Quality applications to colleges of education
But no matter what professional development is available, we also need to work at improving the perception of teaching as a profession to enter into. I became very concerned about this a few years ago during the 1996 secondary teacher pay round. I spoke to about 100 senior secondary school students and asked how many of them were interested in becoming teachers. Two students put up their hands and the other 98 laughed at them. I think students were very much aware that their teachers were getting a raw deal from the Government of the time. More recently I was shocked to hear second-hand of a teacher who was actively discouraging students at a careers evening from considering teaching. I hope that that attitude is not widespread.
There are issues with pay, but teachers will never be among the country's top earners and never have been. There are other issues that I think will contribute to improving the perception of the profession – such as taking a good hard look at teacher workloads.
I am hopeful that our moves towards lowering the cost of tertiary education will have some impact on this. We've started off by removing the interest from student loans for full-time and other low income students. That was clearly identified by student leaders as the key priority. With an education costing less, I hope that young people will think more about career satisfaction than merely looking at dollar signs when they are making choices about what to study.

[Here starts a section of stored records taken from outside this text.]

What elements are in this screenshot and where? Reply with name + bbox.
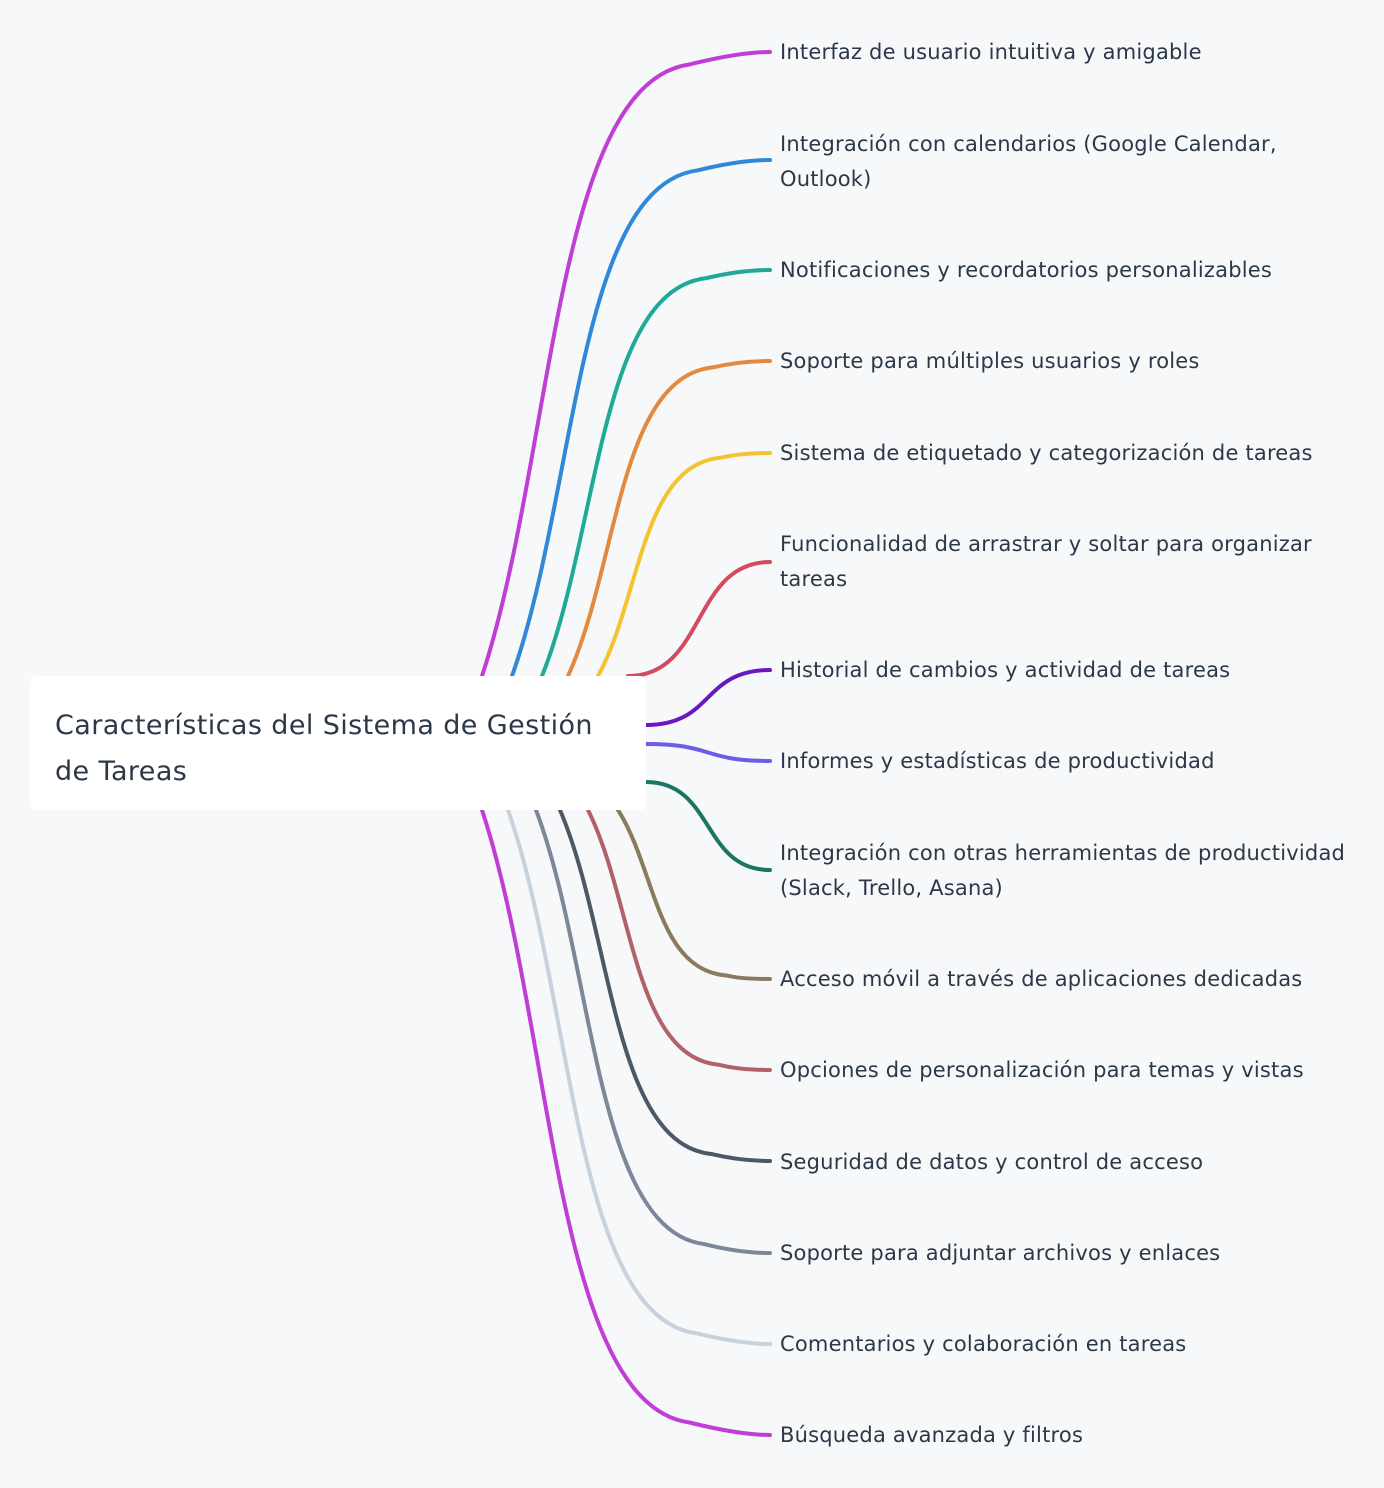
branch-connector: [510, 158, 772, 678]
branch-connector: [644, 780, 772, 872]
branch-connector: [644, 668, 772, 727]
branch-node[interactable]: Historial de cambios y actividad de tare…: [780, 658, 1231, 682]
branch-connector: [540, 268, 772, 678]
branch-node[interactable]: Integración con calendarios (Google Cale…: [780, 132, 1277, 191]
branch-node[interactable]: Integración con otras herramientas de pr…: [780, 841, 1346, 900]
branch-node[interactable]: Informes y estadísticas de productividad: [780, 749, 1215, 773]
branch-node[interactable]: Búsqueda avanzada y filtros: [780, 1423, 1084, 1447]
branch-node[interactable]: Soporte para adjuntar archivos y enlaces: [780, 1241, 1221, 1265]
branch-node[interactable]: Sistema de etiquetado y categorización d…: [780, 441, 1313, 465]
root-title: Características del Sistema de Gestión d…: [55, 710, 593, 787]
branch-connector: [558, 808, 772, 1163]
branch-node[interactable]: Notificaciones y recordatorios personali…: [780, 258, 1273, 282]
branch-connector: [566, 359, 772, 678]
branch-connector: [480, 50, 772, 678]
branch-connector: [644, 742, 772, 763]
branch-connector: [596, 451, 772, 678]
branch-node[interactable]: Comentarios y colaboración en tareas: [780, 1332, 1187, 1356]
branch-node[interactable]: Opciones de personalización para temas y…: [780, 1058, 1304, 1082]
branch-connector: [626, 560, 772, 678]
root-node[interactable]: Características del Sistema de Gestión d…: [30, 676, 646, 810]
branch-node[interactable]: Acceso móvil a través de aplicaciones de…: [780, 967, 1303, 991]
branch-connector: [480, 808, 772, 1437]
branch-node[interactable]: Soporte para múltiples usuarios y roles: [780, 349, 1200, 373]
branch-connector: [616, 808, 772, 981]
branch-connector: [586, 808, 772, 1072]
branch-node[interactable]: Seguridad de datos y control de acceso: [780, 1150, 1204, 1174]
branch-node[interactable]: Funcionalidad de arrastrar y soltar para…: [780, 532, 1312, 591]
branch-connector: [506, 808, 772, 1346]
branch-node[interactable]: Interfaz de usuario intuitiva y amigable: [780, 40, 1202, 64]
branch-connector: [534, 808, 772, 1255]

Our proposed new teaching council will also assist in raising the status and profile of the profession. To date, attempts from within the teaching profession to establish a professional body have not been successful.
The Teacher Registration Board (TRB) already performs some of the functions of a professional body. But there is no teacher representation on the Board and the Board lacks flexibility in its functions. The Education Council would replace the TRB and would represent the interests of employers, government, teachers and the wider community.
So, in conclusion, it has been a busy 12 weeks. As I said earlier, I don't think any of this will have been a surprise to you. We have worked hard in the last few years in consulting and communicating with a wide range of sector groups to develop a policy which considered the education needs of all New Zealanders. Now I would like to open up for the floor for questions.